CUPTI 12.8, profiling of NVLink metrics using PRofiler Host API and Range Profiler API

According to the CUDA 12.8 release notes, “profiling of NVLink metrics is now supported using profiler host API and range profiler APIs.”

Would it be possible to get a relevant example?

I tested to retrieve NVLink metrics like nvlrx__bytes.sum on a DCX A100 server using the range_profiling and userrange_profiling samples.

In range_profiling, I encountered:
cuptiProfilerHostConfigAddMetrics() failed with error(999): CUPTI_ERROR_UNKNOWN

In userrange_profiling, I encountered:
NVPM_RawMetricsConfig_AddMetrics() with error NVPA_STATUS_ERROR

Neither of these error codes provide any useful information.

Other metrics, such as PCIe metrics, are being retrieved successfully—only NVLink metrics seem to be the issue.


After changing CUpti_ProfilerType from CUPTI_PROFILER_TYPE_RANGE_PROFILER to CUPTI_PROFILER_TYPE_PM_SAMPLING, this error disappeared.

So, is there a cupti profiler type that supports nvlink like pm sampling?

Thanks for trying out CUPTI profiling APIs.

NVLink metrics are supported only with the new Range Profiler APIs (cuptiRangeProfiler*). Legacy cuptiProfiler* API do not support profiling NVlink metrics (which are device level metrics).

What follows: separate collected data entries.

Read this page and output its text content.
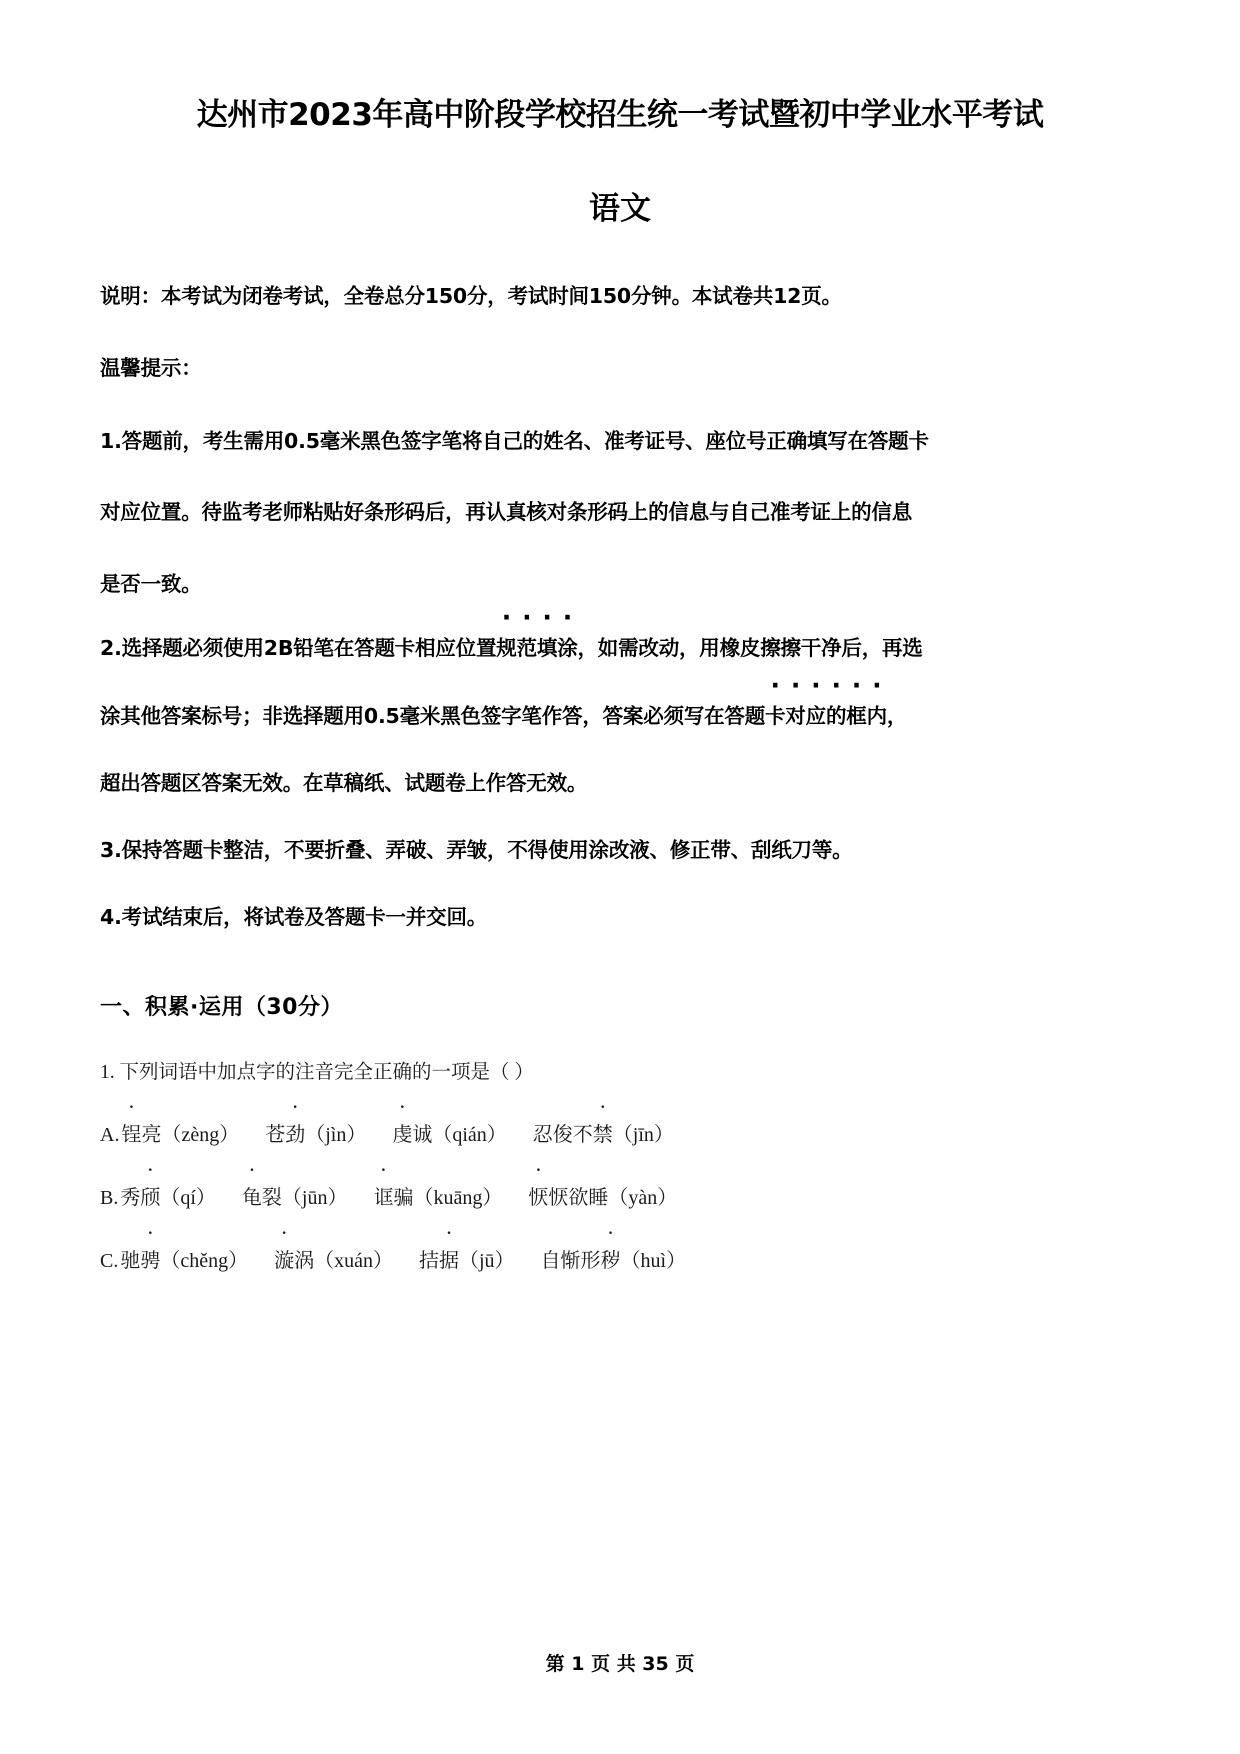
达州市2023年高中阶段学校招生统一考试暨初中学业水平考试
语文

说明：本考试为闭卷考试，全卷总分150分，考试时间150分钟。本试卷共12页。

温馨提示：

1.答题前，考生需用0.5毫米黑色签字笔将自己的姓名、准考证号、座位号正确填写在答题卡

对应位置。待监考老师粘贴好条形码后，再认真核对条形码上的信息与自己准考证上的信息

是否一致。

2.选择题必须使用2B铅笔在答题卡相应位置规范填涂，如需改动，用橡皮擦擦干净后，再选

涂其他答案标号；非选择题用0.5毫米黑色签字笔作答，答案必须写在答题卡对应的框内，

超出答题区答案无效。在草稿纸、试题卷上作答无效。

3.保持答题卡整洁，不要折叠、弄破、弄皱，不得使用涂改液、修正带、刮纸刀等。

4.考试结束后，将试卷及答题卡一并交回。

一、积累·运用（30分）

1. 下列词语中加点字的注音完全正确的一项是（ ）

A. 锃亮（zèng） 苍劲（jìn） 虔诚（qián） 忍俊不禁（jīn）

B. 秀颀（qí） 龟裂（jūn） 诓骗（kuāng） 恹恹欲睡（yàn）

C. 驰骋（chěng） 漩涡（xuán） 拮据（jū） 自惭形秽（huì）

第 1 页 共 35 页
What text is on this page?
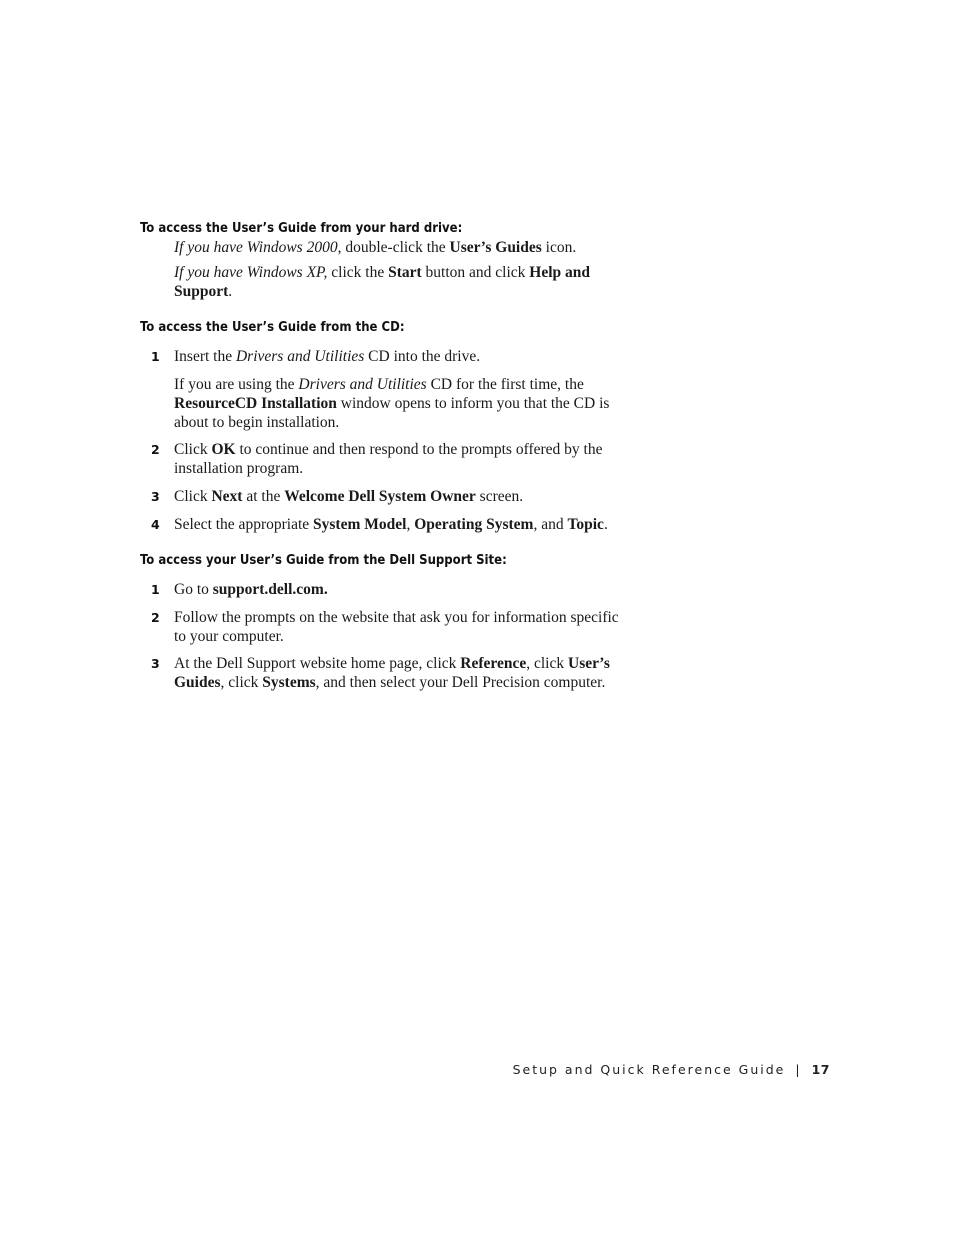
To access the User’s Guide from your hard drive:
If you have Windows 2000, double-click the User’s Guides icon.
If you have Windows XP, click the Start button and click Help and Support.
To access the User’s Guide from the CD:
1 Insert the Drivers and Utilities CD into the drive.
If you are using the Drivers and Utilities CD for the first time, the ResourceCD Installation window opens to inform you that the CD is about to begin installation.
2 Click OK to continue and then respond to the prompts offered by the installation program.
3 Click Next at the Welcome Dell System Owner screen.
4 Select the appropriate System Model, Operating System, and Topic.
To access your User’s Guide from the Dell Support Site:
1 Go to support.dell.com.
2 Follow the prompts on the website that ask you for information specific to your computer.
3 At the Dell Support website home page, click Reference, click User’s Guides, click Systems, and then select your Dell Precision computer.
Setup and Quick Reference Guide | 17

The range_profiling sample uses the new Range Profiler and new Host APIs, so this is expected to support NVLink metric collection. Note that this sample don’t have any nvlink specific operations so the counter values will be zero.

We are able to repro the issue you have reported, to unblock, you can skip querying the counter availability image when collecting NVLink metrics data and it will work. Pass an empty vector as input for counter availability image.

Note: collecting both device and context level metrics at the same time is not supported.

The user_range_profiling sample uses old cuptiProfiler* APIs so it expected to not work for NVLink metrics.